É necessário pronunciar Hard Truths como um dos melhores filmes do ano, em especial devido ao seu extraordinário elenco, sendo impossível não destacar a atuação de Marianne Jean-Baptiste como uma das melhores dos últimos tempos no cinema. No seu doloroso desejo em ser vista e ouvida, em coexistência com a desesperada necessidade de estar sozinha, a atriz traz uma profundidade emocional que torna a visualização do filme numa experiência absolutamente imersiva. A sua performance é uma autêntica aula de atuação, mostrando um pleno controlo sobre si própria, com a capacidade de criar os momentos mais cómicos do filme, bem como os mais deprimentes. Também o restante elenco que compõe a família da personagem principal se revela sensacional, sendo cada um vital para o desenrolar da narrativa, ainda que vários apareçam de um modo mais superficial. A sua presença magnética é suficiente para permitir que as personagens sejam multidimensionais e muito bem exploradas, ainda que pouco seja explicitamente dito sobre elas.
Hard Truths retrata a depressão, ansiedade e a angústia de um modo diferente do usual, ao permitir não só um aprofundamento na psique de Pansy e uma tentativa de entender os motivos da sua tumultuosa misantropia, mas também uma reflexão sobre como alguém simplesmente não muda de um dia para o outro e o impacto e extensão de um determinado estado de espírito entre pessoas. Um filme inferior iria julgar uma mulher como Pansy e tentar resolvê-la, em busca de um final feliz. Contudo, a vida não equivale a um conto de fadas, e, ao invés, Mike Leigh deixa a fantasia de parte e força a audiência a resignar-se ao irresolúvel e à frígida realidade.
À luz dos traumas ocultos e nunca totalmente explícitos no filme, talvez a personagem de Pansy denote algo mais significativo que nunca, servindo como uma metáfora para a sociedade em geral, fragmentada por crises sucessivas como o Brexit, ou, tal como vagamente mencionado em Hard Truths, o Covid-19. Por vezes parece que enquanto comunidade nos esquecemos do quão prejudicial a pandemia foi para as nossas habilidades sociais e convivência, bem como para a forma como vemos as doenças atualmente. Pansy raramente sai de casa, tem uma necessidade neurótica de limpeza e ódio pela sujidade, antagoniza estranhos e, talvez, até a morte da sua mãe se possa dever a este vírus.
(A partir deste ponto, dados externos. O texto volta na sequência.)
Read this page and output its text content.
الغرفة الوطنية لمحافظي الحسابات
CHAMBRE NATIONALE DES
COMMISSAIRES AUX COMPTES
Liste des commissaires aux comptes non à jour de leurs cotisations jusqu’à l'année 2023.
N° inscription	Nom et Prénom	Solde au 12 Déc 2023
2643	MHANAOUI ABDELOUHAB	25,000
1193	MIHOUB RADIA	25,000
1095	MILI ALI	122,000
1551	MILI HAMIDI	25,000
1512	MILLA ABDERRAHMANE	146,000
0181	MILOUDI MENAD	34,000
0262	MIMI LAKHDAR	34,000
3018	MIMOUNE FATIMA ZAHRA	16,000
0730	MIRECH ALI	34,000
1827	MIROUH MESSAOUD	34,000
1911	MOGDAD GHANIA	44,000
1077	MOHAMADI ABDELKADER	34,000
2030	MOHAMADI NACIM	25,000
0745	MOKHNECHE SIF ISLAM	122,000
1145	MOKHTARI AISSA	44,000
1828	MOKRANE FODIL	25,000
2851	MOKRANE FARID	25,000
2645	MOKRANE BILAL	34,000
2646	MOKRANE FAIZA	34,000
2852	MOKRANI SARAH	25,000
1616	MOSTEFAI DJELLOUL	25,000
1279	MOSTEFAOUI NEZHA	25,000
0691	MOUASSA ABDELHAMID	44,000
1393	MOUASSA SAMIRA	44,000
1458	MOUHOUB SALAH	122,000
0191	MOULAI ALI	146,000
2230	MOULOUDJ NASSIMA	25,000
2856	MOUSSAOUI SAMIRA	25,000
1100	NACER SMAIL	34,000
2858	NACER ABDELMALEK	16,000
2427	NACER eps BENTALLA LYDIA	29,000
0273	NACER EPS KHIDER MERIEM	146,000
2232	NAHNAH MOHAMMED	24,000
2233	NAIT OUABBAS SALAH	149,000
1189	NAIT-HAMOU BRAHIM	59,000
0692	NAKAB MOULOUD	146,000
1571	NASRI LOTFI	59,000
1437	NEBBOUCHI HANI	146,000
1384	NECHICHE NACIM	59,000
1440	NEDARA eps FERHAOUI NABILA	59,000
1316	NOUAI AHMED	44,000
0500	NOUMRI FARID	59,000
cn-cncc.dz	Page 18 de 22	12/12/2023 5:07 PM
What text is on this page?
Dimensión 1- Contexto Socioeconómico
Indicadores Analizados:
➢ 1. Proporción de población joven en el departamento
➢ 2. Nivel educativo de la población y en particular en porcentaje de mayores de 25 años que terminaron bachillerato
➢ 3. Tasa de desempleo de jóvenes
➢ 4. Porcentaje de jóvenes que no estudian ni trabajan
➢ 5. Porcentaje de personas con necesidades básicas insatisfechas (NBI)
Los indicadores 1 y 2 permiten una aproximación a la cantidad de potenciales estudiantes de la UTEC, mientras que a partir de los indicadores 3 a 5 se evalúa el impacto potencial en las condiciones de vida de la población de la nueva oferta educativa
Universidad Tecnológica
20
Hard Truths valoriza as suas personagens, tratando-as como pessoas reais que transcendem meras peças de um filme. Traz uma visão complicada sobre o quotidiano desafio de lidar com os nossos próprios problemas que parecem tão singulares que mais ninguém os compreende, e sobre a nossa incapacidade em ajudar quem não quer ou não consegue ser ajudado. O problema é que Pansy, Chantelle e os restantes familiares são simplesmente as pessoas que são, e não podem ser outras quaisquer.